Six reported cases of mumps so far at the University may not seem like a large number. But on a campus like this, Christenson said anything over three cases is considered an outbreak.
“One of the challenges of mumps is that for the first two days that someone has it, before they have symptoms, they are already shedding or can be exposing other people to it,” said Christenson.
A couple years ago, the Minnesota Wild got caught in a mumps outbreak. And in February, the mumps again briefly sidelined forwards Zach Parise and Jason Pominville. Students believe that if it can spread quickly on a hockey team, it can spread just as quickly on campus.
“If you are at the library or something, this is such a huge school, it’s so hard for things not to be spread around,” said senior Maddie Trenholm.
That’s why health officials are asking students or faculty who have been diagnosed to stay away for five days.
“It’s really hard to predict how long this will be an issue and how many cases we might have,” said Christenson.

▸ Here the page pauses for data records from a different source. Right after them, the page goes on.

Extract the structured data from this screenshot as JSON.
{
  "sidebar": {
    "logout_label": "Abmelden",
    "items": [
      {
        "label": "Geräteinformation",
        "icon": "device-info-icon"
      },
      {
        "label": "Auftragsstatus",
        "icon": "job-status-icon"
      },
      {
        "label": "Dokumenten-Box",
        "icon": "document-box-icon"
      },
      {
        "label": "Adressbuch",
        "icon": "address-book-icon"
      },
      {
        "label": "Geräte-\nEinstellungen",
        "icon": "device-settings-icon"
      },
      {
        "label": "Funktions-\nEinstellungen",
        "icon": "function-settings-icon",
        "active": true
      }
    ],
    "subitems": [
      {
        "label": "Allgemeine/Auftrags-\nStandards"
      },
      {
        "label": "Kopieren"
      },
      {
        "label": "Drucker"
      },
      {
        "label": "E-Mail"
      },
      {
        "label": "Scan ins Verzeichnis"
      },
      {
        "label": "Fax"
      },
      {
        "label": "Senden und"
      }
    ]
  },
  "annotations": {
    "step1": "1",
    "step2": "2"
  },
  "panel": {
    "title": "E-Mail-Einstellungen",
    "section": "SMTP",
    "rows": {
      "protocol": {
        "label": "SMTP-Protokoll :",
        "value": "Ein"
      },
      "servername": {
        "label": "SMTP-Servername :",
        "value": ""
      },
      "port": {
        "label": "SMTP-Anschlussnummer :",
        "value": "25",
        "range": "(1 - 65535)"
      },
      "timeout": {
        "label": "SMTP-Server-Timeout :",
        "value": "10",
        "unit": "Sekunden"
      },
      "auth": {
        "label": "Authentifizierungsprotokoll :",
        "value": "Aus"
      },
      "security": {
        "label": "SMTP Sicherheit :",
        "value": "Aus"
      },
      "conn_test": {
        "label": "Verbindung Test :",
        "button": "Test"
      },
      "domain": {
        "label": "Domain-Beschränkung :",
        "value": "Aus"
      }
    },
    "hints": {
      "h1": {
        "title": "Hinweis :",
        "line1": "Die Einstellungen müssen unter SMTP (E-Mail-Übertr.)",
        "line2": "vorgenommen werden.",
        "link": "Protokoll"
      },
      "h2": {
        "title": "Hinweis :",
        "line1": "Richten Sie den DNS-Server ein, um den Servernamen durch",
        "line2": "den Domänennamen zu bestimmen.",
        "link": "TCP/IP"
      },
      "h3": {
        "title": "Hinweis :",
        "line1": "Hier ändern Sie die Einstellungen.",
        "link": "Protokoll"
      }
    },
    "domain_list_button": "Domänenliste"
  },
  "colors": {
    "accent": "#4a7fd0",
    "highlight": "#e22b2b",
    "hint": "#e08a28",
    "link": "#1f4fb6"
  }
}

And with finals coming up, they are hoping to keep this from spreading as much as possible. The cases the university has seen so far are considered mild.
A U.S. Centers for Disease Control and Prevention report in December 2016 shows that mumps are at a 10-year high -- and colleges seem to be especially hard hit by the contagious virus. The close quarters on campus make it easy for the disease to spread.